Se lograron obras públicas estratégicas y también medidas y programas para el reordenamiento de situaciones que parecían irresolubles. Buena parte de la tarea encarada tuvo resultados que ahora son objeto de seguimiento para avanzar sobre los aspectos pendientes. En ese orden se puede citar el subsidio al transporte, materia en la que hubo avances significativos pero no los suficientes como revertir totalmente un trato inequitativo entre el área metropolitana del país y el interior. Las tarifas diferenciadas de energía también aguardan aprobación mientras que las obras de construcción del Corredor Bioceánico ya tienen financiamiento pero deben realizarse.

En esta asamblea de noviembre volvió a subir al escenario de la gestión política el debate en torno de la reducción de aportes patronales. La región del Norte Grande cuenta con un sistema puesto en vigencia por decreto firmado en 2021 por el presidente Alberto Fernández, que dos años antes había impulsado la ley de solidaridad social y reactivación productiva a través de la cual se declaró una amplia emergencia pública, que quitó a la región ventajas fiscales que estaban vigentes por Decreto 841 desde 2011.

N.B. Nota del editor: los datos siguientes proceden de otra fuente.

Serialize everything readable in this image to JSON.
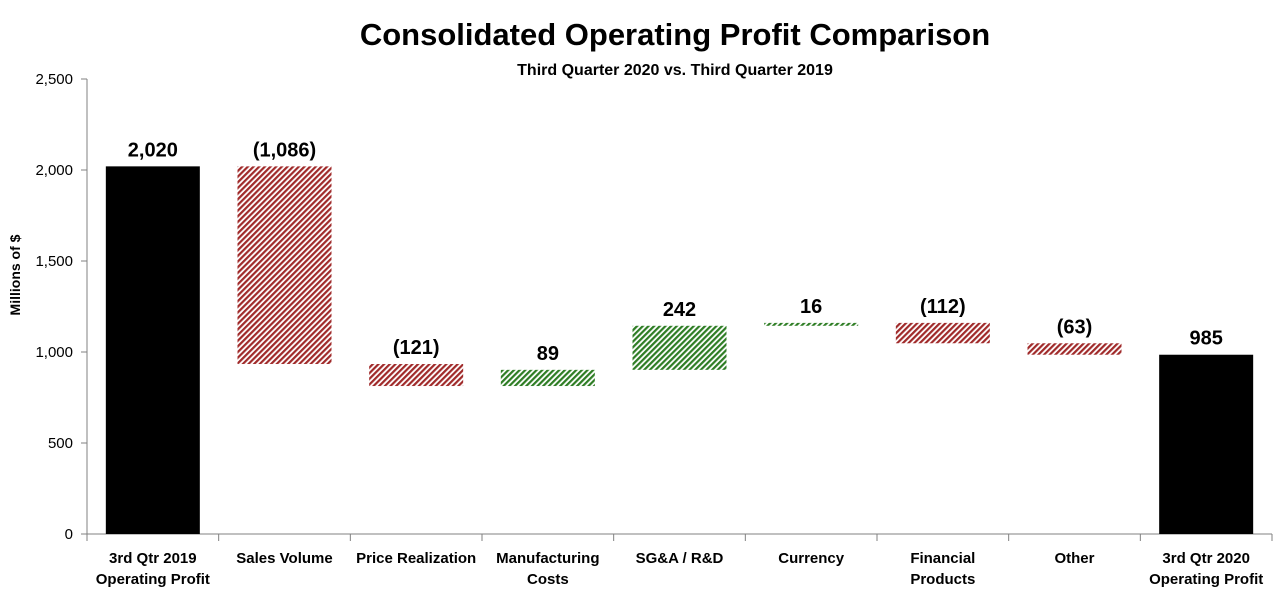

Fueron parcialmente reimpuestas por el Régimen de Promoción de Generación de Empleo en el Norte Grande, establecido por el Decreto 191. Se trata de una norma que establece que empleadores del sector privado que contraten nuevos trabajadores por tiempo indeterminado, desde abril de 2021 y por el término de un año –ya extendido por seis meses más- se beneficiarán con la reducción de contribuciones patronales. No alcanzó porque no se creó trabajo.

Las pequeñas y medianas empresas, que son la mayoría en el NOA y en el NEA, necesitan otros estímulos que los gobernadores conocen porque se los comunicaron las entidades  empresarias cuando elevaron propuestas para el desarrollo productivo, pidiendo –entre otros puntos- beneficios impositivos con un sistema especial para pymes y un plan estratégico que elaborará el Consejo Federal de Inversiones.

Es una tarea sin fin pero los mandatarios lo saben. Especialmente recogen el guante los que el próximo año estarán ocupados en su reelección o en la búsqueda de otros espacios dentro de la política argentina.